I tried to recreate Chris Brejon’s simple-but-spectacular example in Unreal with success I guess, which he achieved in Guerilla Render, and shared his knowledge in this really great and helpful read about this topic:
https://chrisbrejon.com/cg-cinematog…g-system-aces/
The Left image is the** “vanilla” unreal render** with it’s own tonemapper (No OCIO or ACES was used here, it’s basically The final image! If it’s an EXR, an sRGB display-transform (Not ACES sRGB!) is needed to look like a final-image. If it’s exported as jpg or png, unreal automatically bakes the sRGB gamma-correction to the image). Actually this is unreal’s ‘traditional linear workflow’ result.

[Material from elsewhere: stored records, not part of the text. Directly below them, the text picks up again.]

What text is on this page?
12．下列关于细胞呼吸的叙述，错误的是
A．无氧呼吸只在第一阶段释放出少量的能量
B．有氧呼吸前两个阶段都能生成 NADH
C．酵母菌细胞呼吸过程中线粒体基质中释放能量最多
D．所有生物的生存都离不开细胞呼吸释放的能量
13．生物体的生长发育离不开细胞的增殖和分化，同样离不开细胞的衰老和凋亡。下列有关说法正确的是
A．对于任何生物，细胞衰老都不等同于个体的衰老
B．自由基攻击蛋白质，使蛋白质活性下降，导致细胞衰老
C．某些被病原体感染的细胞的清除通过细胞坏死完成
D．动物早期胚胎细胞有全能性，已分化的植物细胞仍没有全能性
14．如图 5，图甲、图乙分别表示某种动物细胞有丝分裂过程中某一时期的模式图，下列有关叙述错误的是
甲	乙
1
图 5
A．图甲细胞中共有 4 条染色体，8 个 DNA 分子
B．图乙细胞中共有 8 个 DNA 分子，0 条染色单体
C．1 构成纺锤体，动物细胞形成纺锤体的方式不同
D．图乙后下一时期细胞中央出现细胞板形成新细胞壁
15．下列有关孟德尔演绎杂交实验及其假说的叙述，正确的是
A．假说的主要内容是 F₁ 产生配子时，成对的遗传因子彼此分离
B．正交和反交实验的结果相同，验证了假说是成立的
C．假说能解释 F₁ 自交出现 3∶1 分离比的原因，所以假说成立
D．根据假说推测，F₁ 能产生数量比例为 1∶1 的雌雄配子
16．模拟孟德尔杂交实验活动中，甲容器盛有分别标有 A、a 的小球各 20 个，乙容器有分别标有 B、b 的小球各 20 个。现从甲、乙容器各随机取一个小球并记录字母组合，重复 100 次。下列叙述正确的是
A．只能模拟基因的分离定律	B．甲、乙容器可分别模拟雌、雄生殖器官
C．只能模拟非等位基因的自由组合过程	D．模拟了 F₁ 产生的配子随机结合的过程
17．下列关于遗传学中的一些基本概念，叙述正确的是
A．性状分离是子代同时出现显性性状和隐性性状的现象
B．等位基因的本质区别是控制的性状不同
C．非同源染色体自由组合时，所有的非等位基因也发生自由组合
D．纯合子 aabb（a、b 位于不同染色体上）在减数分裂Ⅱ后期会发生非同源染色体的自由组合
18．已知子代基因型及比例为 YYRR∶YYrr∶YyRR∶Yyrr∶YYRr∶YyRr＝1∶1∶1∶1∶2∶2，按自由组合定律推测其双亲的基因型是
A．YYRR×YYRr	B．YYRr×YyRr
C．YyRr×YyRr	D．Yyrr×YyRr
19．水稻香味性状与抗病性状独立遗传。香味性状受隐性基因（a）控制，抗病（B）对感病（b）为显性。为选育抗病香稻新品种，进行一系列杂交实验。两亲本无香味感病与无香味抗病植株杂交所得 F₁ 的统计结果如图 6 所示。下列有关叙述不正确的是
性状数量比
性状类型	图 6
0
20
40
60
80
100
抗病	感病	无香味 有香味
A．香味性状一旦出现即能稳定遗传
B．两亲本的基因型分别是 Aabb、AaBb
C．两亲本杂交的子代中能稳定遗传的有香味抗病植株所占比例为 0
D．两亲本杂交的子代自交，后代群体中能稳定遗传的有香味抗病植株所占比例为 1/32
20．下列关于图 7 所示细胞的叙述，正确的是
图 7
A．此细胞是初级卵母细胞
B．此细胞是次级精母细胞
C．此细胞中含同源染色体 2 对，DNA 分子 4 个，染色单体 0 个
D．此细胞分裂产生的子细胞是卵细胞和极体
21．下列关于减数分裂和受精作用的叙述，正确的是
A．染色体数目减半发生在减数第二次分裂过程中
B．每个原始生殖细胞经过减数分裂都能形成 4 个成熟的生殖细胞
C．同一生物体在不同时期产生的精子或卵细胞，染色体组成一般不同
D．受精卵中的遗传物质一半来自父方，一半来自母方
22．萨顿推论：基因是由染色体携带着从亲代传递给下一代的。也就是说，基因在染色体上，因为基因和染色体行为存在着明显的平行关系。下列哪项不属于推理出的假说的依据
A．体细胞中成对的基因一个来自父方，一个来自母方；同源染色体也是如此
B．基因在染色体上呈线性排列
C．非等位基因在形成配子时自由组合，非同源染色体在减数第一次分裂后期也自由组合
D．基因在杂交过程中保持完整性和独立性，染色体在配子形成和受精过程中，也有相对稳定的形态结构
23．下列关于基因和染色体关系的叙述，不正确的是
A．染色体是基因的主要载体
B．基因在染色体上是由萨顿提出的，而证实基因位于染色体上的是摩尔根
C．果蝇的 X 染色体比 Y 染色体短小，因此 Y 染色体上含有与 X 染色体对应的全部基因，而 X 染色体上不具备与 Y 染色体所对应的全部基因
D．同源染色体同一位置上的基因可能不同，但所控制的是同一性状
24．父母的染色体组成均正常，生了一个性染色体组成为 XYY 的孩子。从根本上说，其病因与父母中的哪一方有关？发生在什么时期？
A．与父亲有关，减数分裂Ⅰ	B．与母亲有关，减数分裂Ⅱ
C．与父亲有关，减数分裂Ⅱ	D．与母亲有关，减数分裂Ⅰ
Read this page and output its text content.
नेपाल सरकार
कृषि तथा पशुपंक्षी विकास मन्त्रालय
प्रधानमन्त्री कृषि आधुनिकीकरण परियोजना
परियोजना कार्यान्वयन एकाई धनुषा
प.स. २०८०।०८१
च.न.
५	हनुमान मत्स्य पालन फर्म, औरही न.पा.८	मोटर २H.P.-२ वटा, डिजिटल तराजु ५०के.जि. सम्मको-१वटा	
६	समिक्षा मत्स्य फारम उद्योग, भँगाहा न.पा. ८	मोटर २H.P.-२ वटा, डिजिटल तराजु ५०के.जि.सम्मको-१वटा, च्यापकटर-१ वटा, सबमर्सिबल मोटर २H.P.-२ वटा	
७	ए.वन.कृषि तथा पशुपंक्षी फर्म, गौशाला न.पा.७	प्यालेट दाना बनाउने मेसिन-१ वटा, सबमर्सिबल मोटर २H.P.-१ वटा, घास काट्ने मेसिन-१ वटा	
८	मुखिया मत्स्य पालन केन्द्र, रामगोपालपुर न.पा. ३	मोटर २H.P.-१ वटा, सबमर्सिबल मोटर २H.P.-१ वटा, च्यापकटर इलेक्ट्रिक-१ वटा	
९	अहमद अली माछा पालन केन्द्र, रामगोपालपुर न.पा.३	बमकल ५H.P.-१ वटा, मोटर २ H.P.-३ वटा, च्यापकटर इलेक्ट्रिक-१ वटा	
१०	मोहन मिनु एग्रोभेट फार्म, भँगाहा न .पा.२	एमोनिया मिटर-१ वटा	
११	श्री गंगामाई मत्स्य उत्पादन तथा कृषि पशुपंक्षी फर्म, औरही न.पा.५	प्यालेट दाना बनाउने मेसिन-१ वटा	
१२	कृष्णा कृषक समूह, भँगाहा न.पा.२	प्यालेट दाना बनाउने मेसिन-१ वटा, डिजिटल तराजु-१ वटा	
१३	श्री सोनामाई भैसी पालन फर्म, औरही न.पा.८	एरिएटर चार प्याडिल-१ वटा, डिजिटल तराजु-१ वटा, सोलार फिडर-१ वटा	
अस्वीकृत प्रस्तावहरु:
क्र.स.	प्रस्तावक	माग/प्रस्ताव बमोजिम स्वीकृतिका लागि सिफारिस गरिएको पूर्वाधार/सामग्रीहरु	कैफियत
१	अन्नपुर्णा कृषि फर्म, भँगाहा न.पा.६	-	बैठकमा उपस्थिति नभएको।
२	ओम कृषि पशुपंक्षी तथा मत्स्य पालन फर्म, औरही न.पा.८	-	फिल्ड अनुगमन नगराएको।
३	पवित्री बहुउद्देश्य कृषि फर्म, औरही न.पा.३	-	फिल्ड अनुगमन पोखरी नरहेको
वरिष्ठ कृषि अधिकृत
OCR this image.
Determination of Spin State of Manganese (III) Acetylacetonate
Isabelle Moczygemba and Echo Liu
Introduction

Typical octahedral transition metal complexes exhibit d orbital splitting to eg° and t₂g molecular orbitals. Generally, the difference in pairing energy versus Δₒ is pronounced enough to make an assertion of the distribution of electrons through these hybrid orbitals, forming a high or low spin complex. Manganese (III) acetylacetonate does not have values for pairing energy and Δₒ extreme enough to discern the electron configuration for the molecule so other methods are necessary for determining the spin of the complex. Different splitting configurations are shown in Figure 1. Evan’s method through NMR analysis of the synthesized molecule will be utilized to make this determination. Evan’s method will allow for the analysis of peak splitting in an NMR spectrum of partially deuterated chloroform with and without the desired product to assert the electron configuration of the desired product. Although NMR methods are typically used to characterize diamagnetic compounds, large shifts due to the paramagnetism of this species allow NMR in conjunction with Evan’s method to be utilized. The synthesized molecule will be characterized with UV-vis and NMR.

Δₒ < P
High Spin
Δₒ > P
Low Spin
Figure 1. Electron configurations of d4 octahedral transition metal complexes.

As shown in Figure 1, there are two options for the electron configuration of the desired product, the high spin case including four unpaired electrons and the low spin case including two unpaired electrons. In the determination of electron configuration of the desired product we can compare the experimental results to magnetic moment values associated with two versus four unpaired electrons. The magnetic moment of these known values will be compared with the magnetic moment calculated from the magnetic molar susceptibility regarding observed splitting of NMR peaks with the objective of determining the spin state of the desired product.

The **Middle **one is with the unreal tonemapper turned off (so I handled it with an **IDT **of ‘Utility - Linear - sRGB’ in OCIO). The tonemapping is done via ACES. **ODT **is ALWAYS dependent on your outpute device, for 90%+ of the time it’s a regular monitor with -> Output-sRGB.
With the correct ODT added, there is automatically an S-curve like tonemapper in the ODT that gives a pretty close result to unreal’s - after tweaking unreal a bit: removing the blue correction, the fake wide gamut, and pre-gain your final image with 1.45 according to this thread by Thomas Mansencal on ACES central. You may want to add the Blue correction Fix as an LMT to the final render if your bright-saturated-blues are becoming violet, that’s an ACES specific problem that can be fixed by an LMTwritten by the ACES guys - unreal actually uses this same exact code when tonemapping the final image. The middle image hasn’t got the richer lighting details because (sadly) Lighting & Shading is still calculated within the sRGB gamut.
AFAIK by default Unreal operates in a Linearized-sRGB gamut, although (only for tonemapping) the image is transformed into ACES space, gets tonemapped (and gets some other magic juicy stuff), then comes back to sRGB when done, resulting in a Linear-sRGB image again at the end, but with a tonemap that was applied at ACES space. You can check it in this code, around line ~330.
The image on the **Right **however was rendered in an **ACEScg **working space, previewed in the **viewport OCIO **with an IDT of ‘ACES - ACEScg’ & **ODT **of ‘output - sRGB’ (if you render it as a Linear, untonemapped, no OCIO baked in EXR, that’s considered as an ACEScg AP-1 EXR - and THAT’s how you should deliver to the comp / colorist department -, and you can preview or work on the render in ANY application that has OCIO | ACES support: RV, Nuke, Fusion, Resolve, AfterEffects, Blender, Maya, Houdini, Unreal 4.26…). The right image for instance **has richer GI details **(the indirect **lighting **happily **works with **4.26 GPU Lightmass & RTX GI as well, & with Photometric camera + light values)!
If you guys are interested, I’m planning to make a tutorial on how to achieve this (Please note that I’m not an official ACES teacher, I’m just a regular CG artist excited about the topic, probably i’m doing some stuff wrong, but i’m pleased to show you what I know by far - dear ACES gods: please do correct me if I’m doing anything wrong!).